A visiting Sydney-based infrastructure adviser has suggested Western Australia undertake a pilot project to recapture some of the value created by publicly funded capital works developments.
Technical director at engineering consultancy Aecom, Joe Langley, told a Consult Australia breakfast in Perth last week the concept known as ‘value capture’ could be used to retain a portion of the economic rents generated for private landholders through such developments.
He said there was a weak link between the benefit derived from major public projects, and the beneficiaries on one hand, and the distribution of the cost.
The two are not clearly linked in most projects, a situation that allows astute investors to earn profits from purchasing land in the right location.

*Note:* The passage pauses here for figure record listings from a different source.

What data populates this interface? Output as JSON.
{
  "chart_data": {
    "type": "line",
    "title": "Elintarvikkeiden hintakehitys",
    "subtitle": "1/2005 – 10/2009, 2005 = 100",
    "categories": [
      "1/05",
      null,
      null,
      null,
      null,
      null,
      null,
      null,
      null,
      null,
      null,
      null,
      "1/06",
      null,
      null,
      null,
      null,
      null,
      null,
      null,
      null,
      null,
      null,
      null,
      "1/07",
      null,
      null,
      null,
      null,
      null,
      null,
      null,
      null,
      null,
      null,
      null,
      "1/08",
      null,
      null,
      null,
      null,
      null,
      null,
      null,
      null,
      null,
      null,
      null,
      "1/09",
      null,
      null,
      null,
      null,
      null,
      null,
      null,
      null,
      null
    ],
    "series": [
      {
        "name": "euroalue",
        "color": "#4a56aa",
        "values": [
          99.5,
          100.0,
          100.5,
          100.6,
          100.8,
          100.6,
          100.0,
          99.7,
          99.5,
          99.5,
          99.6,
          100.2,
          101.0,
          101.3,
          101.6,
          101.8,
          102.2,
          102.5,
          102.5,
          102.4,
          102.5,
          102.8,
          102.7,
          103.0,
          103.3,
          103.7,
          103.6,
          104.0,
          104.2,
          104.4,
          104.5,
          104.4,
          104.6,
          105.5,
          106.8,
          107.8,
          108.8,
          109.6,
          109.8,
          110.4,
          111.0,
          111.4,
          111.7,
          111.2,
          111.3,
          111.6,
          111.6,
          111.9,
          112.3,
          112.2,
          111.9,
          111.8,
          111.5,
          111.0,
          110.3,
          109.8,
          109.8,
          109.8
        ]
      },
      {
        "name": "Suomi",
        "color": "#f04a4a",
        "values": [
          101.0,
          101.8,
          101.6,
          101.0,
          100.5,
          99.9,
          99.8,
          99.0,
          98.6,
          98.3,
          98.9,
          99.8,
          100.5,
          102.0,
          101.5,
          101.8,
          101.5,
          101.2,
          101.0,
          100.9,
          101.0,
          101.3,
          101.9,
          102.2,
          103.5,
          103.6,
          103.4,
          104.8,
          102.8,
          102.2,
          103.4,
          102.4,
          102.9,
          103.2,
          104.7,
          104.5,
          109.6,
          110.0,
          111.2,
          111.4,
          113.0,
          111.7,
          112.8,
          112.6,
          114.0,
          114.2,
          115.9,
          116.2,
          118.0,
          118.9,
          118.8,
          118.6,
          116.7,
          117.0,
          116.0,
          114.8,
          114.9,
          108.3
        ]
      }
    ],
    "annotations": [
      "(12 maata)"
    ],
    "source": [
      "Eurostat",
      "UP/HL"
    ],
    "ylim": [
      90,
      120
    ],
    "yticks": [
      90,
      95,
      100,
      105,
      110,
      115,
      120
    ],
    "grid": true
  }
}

Similarly, businesses located near a development benefited from uplift in sales, while consumers near a new transport hub had increased labour mobility, Mr Langley said.
Value capture, has been used successfully in the US, Mr Langely told the function, where it has been attached to major redevelopments, including an urban redevelopment project in Denver.
He said up to 26 per cent of a project’s cost could be recovered through the mechanism.
The Perth Freight Link is one example of a Western Australian project where landowners could benefit, with a freight tunnel for stage two of the project lifting property prices in the Fremantle area considerably, according to reports.
Mr Langley suggested governments could sell bonus floor area, effectively increasing height restrictions for a charge, in areas that would benefit from the link.
That would recover a portion on the benefit without directly affecting households, he added.
Further mechanisms included selling air rights above public land, such as railway stations, and widening the base for land taxes.
He said a local government or an urban renewal authority could run a pilot program to study possible outcomes of ‘recapture’ strategies.
A boost for value capture could be in the results of a new federal parliamentary inquiry, which standing committee on infrastructure, transport and cities chairman John Alexander argued could be used to fund high-speed rail.
Submissions for that inquiry were due to close last week.
One local project that has been delayed dramatically and is now effectively back at the drawing board stage is the MAX light rail line to Mirrabooka.
The state government’s deteriorating financial situation has primarily been responsible for the delay in the project and suggestions it may be replaced by rapid bus or a heavy rail format.
Value capture could be used to pick up part of the cost of the project, Mr Langely said, while the state government could work with land developers and local governments to select a route that could earn an appropriate return.
Consult Australia state manager Steve Coghlan said funding major infrastructure projects using value capture could, over time, allow the state government to reduce its reliance on taxes such as stamp duty.
“Given the current constrained fiscal environment, the state government should look to consider value capture as a possible alternative funding method for major infrastructure projects moving forward,” he said.
“That is not to say it is a method that should necessarily be used on every major infrastructure project within the state, but rather tailored value capture models for projects should be considered on its merits, following rigorous cost benefit analysis, together with more traditional funding methods.”